En 1819, dans l'officine du pharmacien Le Royer, cévenol installé à Genève, se réunissaient souvent des scientifiques, des botanistes tels A.P. de Candolle (1778-1841)
et N.T. de Saussure (1767-1845), - l'un et l'autre convaincus que la chimie était la clef de la physiologie, pas seulement des plantes -, le chimiste G. de la Rive (1770-1834) et des médecins dont J.F. Coindet (1774-1834) et J.L. Prevost. Celui-ci avait étudié à Paris et à Edinburgh où il fut diplômé, et exercé à Dublin avant de revenir à sa Genève natale dont il était un patricien, membre d'une famille connue. Assistait aussi à ces séances le jeune Dumas, arrivé trois ans plus tôt d'Alès à pied et sac au dos, pour y poursuivre ses études de pharmacie tout en étant apprenti chez son ancien concitoyen Le Royer.
Instruits et désireux d'innover, Prevost et Dumas décidèrent de compléter la rigueur de l'observation, chère aux naturalistes, par une expérimentation physiologique, sans hésiter à recourir aux découvertes récentes en sciences exactes. Celle qui les rendit définitivement célèbres fut la double néphrectomie effectuée chez divers vertébrés avec détermination de l'urée sanguine.
Un débat majeur en physiologie était alors ouvert, celui de la sécrétion.
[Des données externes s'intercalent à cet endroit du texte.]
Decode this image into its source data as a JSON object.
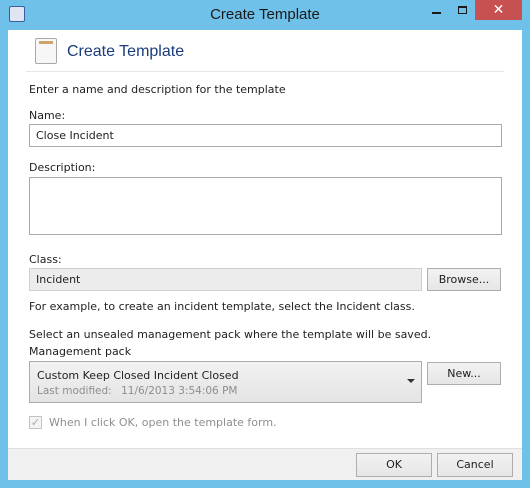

Il s'agissait de savoir si un organe sécréteur a pour unique fonction de prélever du sang la substance rejetée ou s'il commence par la synthétiser avant de l'éliminer. Nos expérimentateurs s'expriment ainsi: "Les idées qu'on s'en (les appareils sécréteurs) faisait étaient jusqu'alors purement hypothétiques et spéculatives"..." Il était difficile de faire cesser le vague des idées reçues et de le remplacer par des faits positifs."
Après avoir renoncé à comparer la teneur en urée du sang artériel et veineux tout en mesurant son débit urinaire (ce sera la base du principe de A. Fick [1829-1901] formulé en 1882), au-dessus des possibilités du moment, ils décidèrent de supprimer l'organe et d'étudier les modifications du sang. Les reins se prêtaient bien à ce protocole car ils étaient chirurgicalement extirpables et que la quantité d'urée quotidiennement rejetée laissait présager une élévation de son taux sanguin à un niveau accessible aux techniques chimiques d'alors. L'expérience porta sur le chien, le chat et d'autres vertébrés. La première néphrectomie ne fut pas suivie d'infection mortelle en raison sans doute d'une rigueur opératoire plus stricte que celle de Comhaire, non cité (!). Quant au dosage de l'urée sanguine, il fut effectué par Dumas, chimiste déjà éprouvé, qui bénéficiait en outre d'une technique améliorée par rapport à celle de Clarion.